2005/02/17

O Casino

Admito como verdadeira e rigorosa uma notícia saída na imprensa que anuncia o início iminente das obras de reabilitação urbana no troco final (ocidental) da Avenida da Boavista, no Porto.

O executivo da Câmara Municipal do Porto tem toda a legitimidade para decidir sobre esta matéria, desde que cumpra a Lei. Foi eleito, e a Democracia é isto mesmo. Por mais movimentações e participação cívica que exista, só uma eleição é vinculativa. Por isso, caso o executivo não queira seguir as recomendações de bom senso que surgiram no debate entretanto havido, resta ao “povo” esperar pelas próximas autárquicas.

Atendendo à discussão pública sobre este tema (que foi aliás saudavelmente incentivada também pela autarquia e pela Metro do Porto), espera-se do executivo alguma informação formal sobre a obra que supostamente vai começar. Nem que seja por simples educação e civismo.

Recuemos no tempo. O que se terá passado?

Havia um canal central desaproveitado na Avenida da Boavista. Havia um Metro que interessava expandir, e um troço sobrecarregado que importava aliviar noutro ponto da rede. À primeira vista, a construção de uma linha nesse canal parecia uma opção óbvia e relativamente simples. À primeira vista.

Contactam-se alguns especialistas de transportes, que fazem estudos sobre o impacto desta solução. Aí o cenário começa a complicar-se: afinal vai ser preciso desviar tráfego para zonas residenciais, afinal vão ser necessárias expropriações que não se sabe quanto custam, afinal o actual viaduto no Parque da Cidade não serve e terá que ser construído outro, afinal o troço Trindade - Senhora da Hora não é significativamente afectado, etc. Mas enfim, aparentemente do mal o menos...

Entretanto já havia outra iniciativa a desenvolver-se: o Grande Prémio da Boavista, prova automobilística lançada recentemente pela autarquia.
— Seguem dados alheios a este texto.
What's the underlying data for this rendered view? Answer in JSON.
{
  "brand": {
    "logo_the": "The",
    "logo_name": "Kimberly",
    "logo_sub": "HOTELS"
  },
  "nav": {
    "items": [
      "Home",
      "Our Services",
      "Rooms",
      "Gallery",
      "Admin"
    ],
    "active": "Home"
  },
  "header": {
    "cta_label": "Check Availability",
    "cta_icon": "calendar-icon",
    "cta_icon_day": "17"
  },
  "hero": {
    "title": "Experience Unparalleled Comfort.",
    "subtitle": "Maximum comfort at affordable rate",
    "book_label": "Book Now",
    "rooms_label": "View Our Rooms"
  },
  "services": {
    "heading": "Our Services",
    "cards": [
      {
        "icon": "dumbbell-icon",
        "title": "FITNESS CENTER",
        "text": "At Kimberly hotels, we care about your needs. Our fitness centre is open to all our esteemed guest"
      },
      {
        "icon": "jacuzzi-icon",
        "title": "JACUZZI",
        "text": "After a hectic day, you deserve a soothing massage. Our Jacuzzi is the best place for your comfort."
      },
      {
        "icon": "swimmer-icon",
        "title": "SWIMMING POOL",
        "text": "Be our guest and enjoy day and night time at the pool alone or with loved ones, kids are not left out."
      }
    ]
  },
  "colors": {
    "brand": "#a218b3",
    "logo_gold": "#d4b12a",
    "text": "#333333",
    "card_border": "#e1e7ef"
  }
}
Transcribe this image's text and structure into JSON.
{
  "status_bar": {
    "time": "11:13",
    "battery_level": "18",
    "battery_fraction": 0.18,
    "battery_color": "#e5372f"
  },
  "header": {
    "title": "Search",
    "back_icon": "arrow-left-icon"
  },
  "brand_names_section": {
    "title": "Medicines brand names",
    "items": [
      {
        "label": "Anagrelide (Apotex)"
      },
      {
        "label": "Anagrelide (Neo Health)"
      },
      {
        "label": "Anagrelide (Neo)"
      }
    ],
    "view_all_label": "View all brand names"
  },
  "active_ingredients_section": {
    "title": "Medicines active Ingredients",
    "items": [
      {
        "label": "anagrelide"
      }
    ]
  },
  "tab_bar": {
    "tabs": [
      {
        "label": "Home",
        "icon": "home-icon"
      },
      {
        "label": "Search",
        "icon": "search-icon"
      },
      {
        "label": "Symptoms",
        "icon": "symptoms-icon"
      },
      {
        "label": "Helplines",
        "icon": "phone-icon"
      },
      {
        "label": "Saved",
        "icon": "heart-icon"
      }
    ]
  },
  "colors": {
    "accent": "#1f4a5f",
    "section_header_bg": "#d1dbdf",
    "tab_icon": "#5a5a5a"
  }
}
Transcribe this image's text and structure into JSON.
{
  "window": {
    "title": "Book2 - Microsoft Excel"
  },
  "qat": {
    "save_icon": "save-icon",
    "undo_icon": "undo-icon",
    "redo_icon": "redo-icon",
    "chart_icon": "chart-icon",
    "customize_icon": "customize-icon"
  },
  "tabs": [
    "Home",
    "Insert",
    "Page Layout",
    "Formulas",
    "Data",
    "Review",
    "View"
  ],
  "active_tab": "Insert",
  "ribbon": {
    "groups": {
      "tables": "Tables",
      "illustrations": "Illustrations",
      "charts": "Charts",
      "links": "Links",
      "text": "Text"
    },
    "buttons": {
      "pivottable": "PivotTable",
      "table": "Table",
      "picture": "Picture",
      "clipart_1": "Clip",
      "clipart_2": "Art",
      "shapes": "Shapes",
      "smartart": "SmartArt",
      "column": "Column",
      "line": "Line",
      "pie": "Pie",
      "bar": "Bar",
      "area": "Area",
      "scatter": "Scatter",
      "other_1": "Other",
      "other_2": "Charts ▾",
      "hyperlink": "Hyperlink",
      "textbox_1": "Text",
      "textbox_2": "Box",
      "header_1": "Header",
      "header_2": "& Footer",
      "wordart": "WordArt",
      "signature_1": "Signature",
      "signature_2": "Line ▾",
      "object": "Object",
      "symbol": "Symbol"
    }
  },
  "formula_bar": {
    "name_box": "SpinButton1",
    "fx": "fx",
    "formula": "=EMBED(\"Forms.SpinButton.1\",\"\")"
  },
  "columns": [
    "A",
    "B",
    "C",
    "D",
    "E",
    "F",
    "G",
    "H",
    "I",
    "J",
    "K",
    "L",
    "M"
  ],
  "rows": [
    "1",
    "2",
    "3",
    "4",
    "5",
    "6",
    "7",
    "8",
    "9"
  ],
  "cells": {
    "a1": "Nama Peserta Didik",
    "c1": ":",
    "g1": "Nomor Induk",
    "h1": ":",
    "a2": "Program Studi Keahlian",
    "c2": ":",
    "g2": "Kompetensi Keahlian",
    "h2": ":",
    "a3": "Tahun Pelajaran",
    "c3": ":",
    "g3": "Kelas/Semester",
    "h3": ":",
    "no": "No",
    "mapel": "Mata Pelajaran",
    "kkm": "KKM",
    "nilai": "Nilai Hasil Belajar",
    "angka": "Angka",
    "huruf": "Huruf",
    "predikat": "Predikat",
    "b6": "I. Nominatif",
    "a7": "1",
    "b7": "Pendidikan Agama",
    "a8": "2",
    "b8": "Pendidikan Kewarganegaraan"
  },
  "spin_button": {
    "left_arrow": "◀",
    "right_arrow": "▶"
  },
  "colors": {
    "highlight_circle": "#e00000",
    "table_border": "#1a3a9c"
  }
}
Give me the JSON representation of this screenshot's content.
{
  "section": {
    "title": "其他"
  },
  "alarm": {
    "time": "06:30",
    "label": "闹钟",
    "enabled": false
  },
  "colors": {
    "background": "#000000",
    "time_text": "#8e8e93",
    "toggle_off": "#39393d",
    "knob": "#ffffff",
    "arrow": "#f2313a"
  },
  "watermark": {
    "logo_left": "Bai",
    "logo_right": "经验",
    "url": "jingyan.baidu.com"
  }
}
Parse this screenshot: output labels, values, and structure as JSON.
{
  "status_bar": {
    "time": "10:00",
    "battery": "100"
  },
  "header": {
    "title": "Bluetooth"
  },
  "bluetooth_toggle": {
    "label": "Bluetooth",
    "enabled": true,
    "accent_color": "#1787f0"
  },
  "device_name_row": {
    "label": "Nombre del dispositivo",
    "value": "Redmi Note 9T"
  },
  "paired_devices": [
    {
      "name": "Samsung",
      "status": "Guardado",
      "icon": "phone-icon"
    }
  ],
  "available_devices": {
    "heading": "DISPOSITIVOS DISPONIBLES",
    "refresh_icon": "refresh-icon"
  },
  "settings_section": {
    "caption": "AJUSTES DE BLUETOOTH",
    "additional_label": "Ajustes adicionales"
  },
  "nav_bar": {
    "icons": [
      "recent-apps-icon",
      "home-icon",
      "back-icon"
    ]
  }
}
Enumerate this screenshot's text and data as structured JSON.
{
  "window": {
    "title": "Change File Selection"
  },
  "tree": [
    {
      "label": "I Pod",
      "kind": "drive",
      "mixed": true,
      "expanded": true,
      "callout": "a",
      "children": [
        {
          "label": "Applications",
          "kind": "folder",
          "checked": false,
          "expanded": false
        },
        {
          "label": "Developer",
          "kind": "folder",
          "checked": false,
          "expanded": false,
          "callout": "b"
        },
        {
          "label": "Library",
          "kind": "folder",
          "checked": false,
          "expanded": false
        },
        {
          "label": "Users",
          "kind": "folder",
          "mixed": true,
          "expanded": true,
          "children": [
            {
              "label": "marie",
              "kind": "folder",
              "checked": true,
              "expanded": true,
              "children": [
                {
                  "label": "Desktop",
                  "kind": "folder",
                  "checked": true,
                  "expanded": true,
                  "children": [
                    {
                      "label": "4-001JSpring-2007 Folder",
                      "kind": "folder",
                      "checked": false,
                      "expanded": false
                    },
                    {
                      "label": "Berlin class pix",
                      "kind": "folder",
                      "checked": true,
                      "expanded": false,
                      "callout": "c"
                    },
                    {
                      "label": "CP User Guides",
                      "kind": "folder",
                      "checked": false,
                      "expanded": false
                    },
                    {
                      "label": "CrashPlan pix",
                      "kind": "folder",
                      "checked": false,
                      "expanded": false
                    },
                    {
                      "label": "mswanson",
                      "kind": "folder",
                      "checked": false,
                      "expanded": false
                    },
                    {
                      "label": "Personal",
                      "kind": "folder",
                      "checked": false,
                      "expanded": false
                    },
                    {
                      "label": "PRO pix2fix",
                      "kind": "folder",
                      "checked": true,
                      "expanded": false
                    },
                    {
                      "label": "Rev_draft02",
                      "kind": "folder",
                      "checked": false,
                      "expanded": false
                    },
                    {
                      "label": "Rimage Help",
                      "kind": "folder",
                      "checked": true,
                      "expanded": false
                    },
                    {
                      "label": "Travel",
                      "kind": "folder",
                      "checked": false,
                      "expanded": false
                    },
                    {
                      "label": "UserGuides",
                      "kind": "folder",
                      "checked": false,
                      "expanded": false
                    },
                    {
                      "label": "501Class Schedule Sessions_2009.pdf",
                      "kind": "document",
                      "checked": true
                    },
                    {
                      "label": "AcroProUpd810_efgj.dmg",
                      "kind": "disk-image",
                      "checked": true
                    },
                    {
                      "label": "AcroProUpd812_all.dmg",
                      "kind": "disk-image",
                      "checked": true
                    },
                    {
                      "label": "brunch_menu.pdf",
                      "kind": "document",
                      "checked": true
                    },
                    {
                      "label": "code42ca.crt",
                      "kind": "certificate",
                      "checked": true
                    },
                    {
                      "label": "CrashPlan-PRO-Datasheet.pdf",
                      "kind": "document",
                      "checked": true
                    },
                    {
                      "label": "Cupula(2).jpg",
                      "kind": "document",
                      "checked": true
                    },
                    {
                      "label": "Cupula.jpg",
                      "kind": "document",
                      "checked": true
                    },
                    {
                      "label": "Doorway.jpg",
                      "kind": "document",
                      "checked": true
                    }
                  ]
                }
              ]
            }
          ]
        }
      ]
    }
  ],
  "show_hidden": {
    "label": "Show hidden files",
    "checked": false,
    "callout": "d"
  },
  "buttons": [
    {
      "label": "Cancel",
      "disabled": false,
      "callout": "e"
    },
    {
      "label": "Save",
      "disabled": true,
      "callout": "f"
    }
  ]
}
A Linha da Boavista vinha mesmo a calhar, pois empurravam-se os custos todos para a Metro do Porto:
  • a reabilitação urbana (tão necessária) da Avenida da Boavista
  • a preparação das estruturas para o Grande Prémio
  • o pagamento das prováveis indemnizações à Imoloc por causa da situação pouco clara quanto aos direitos de propriedade dos terrenos do Parque da Cidade.
Juntava-se o útil ao agradável.

Ao mesmo tempo aparecem uns “profissionais do contra” com visibilidade mediática que se reúnem no blog “A Baixa do Porto”. Mas apesar de tudo parecia gente relativamente séria… Até já tinham tido um papel importante na aprovação da Sociedade de Reabilitação Urbana! Por isso o executivo pensa: sendo esta opção pela Linha da Boavista correcta, não há nada como um bom debate público, com a ajuda do talento e competência do Prof. Oliveira Marques da Metro do Porto, para que se “dê a volta” à opinião pública. Até aqui tudo relativamente bem.

O mal foi que havia uma série enorme de inconvenientes graves que não estavam devidamente ponderados na Linha da Boavista. O debate público veio tornar absolutamente evidente que este projecto concreto proposto pela Metro do Porto era completamente desadequado.

O executivo ficou na posição do jogador que foi apostar às escondidas no Casino e que já estourou as economias da família. O que fazer? Voltar para casa, assumir o erro e trabalhar para recuperar as perdas, ou hipotecar o apartamento e voltar a apostar à espera de um milagre?

Decide Rui Rio tentar a “fuga para a frente”. Manda avançar as obras de reabilitação da Avenida sem ter a garantia de que a Linha da Boavista vai ser aprovada pela Administração Central, sem saber se o estudo de impacto ambiental vai ser preciso, consciente de que esta decisão é tecnicamente errada. Com ordem de estar tudo pronto a tempo do Grande Prémio, assumido sonho do autarca. A Metro do Porto responsabiliza-se entretanto pelo respectivo pagamento mas apenas no pressuposto de que a linha é realmente aprovada... Se não for, a factura terá de ir parar a outro destinatário.

Conclusão: nesta altura a “hipoteca” parece que já vai em 6 milhões de euros... E isto é só o princípio, antes de “aquecer os motores”. Com este comportamento, também já não se pode contar com Rui Rio para renovar o PSD.